Meine Küche. Mein PLANA.

Vegan bedeutet für mich: Bewusst leben und pflanzliche Vielfalt genießen, ohne dabei geschmackliche Abstriche zu machen.

Ob Overnight-Oats mit Mandelmilch und frischen Beeren, vegane Bolognese mit Zucchini-Spaghetti oder Seidentofu-Schoko-Pudding – ob Frühstück, schnelles Lunch to go, festliches Abendessen oder verführerisches Dessert: Vegane Rezepte sind nicht nur überraschend vielseitig, sie schmecken auch himmlisch lecker und sind dabei noch richtig gesund!

Besonders gut gelingen mir die fleischlosen Leckereien in meiner neuen PLANA-Küche. Mit modernster Technik ausgestattet und perfekt auf meine Bedürfnisse zugeschnitten bietet sie mir alles, was das vegane Herz höher schlagen lässt!


Unkompliziert, unverkrampft und unglaublich lecker!

Outet man sich als Veganer, hat man es im Wesentlichen mit zwei unterschiedlichen, aber gleichermaßen hartnäckigen Vorurteilen zu tun. Die einen fragen mit einer Mischung aus Verwunderung und Belustigung, ob man denn für das bisschen Salat und Rohkost überhaupt eine Küche braucht, während die anderen eine vegane Lebensweise als super kompliziert, zeitaufwendig und teuer abstempeln.

Dabei ist Vegan so viel mehr als nur Rohkost, Müsli und Körner – und doch so weit weg von komplizierter, abgehobener Chichi-Küche! Als langjährige Veganerin inmitten eines überwiegend carnivoren Familien- und Freundeskreises kann ich sagen: Vegane Gerichte sind durchaus alltags- und gästetauglich und machen selbst anspruchsvolle Gaumen rundum glücklich. Man muss dafür auch nicht erst ein Vegan-Studium abschließen, seinen Vorratsschrank für viel Geld mit jeder Menge „Superfoods“ und „Supplements“ pimpen oder seine Küche mit zig teuren Utensilien ausstatten.

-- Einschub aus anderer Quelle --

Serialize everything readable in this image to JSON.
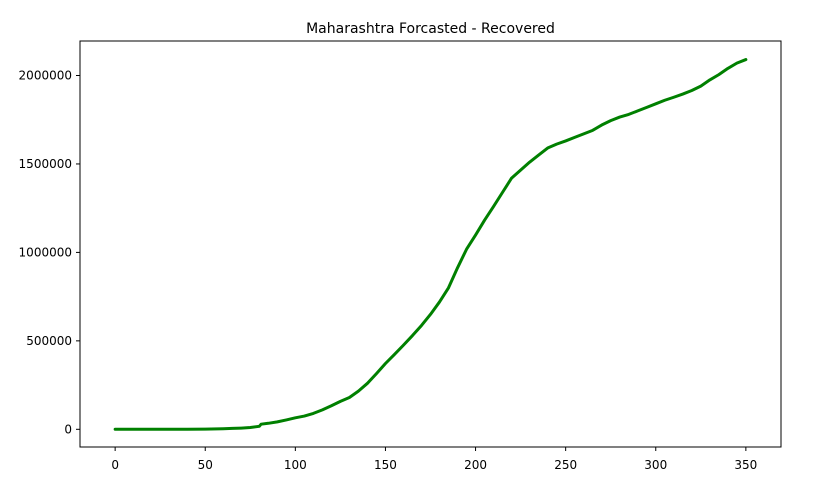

Es ist alles eine Frage des passenden Rezepts – und selbstverständlich der passenden Küchenplanung. Nachdem ich meinem Berater bei PLANA Küchenland von meiner Vorliebe für pflanzlichen Genuss erzählt habe, hat er mir eine Handvoll genialer Küchenhelfer und Ausstattungsdetails empfohlen, die nicht nur Spaß und Abwechslung in meinen Küchenalltag bringen, sondern das Kochen auch erleichtern und eine Menge Zeit sparen.


Clean Eating – cleane Farben

Das Auge isst bekanntlich mit – und das nicht nur auf dem Teller, sondern auch in der Küche! Deshalb möchte ich zunächst ein paar Worte über die schlichte Schönheit meiner neuen Küche verlieren, bevor ich auf die funktionalen Highlights eingehe.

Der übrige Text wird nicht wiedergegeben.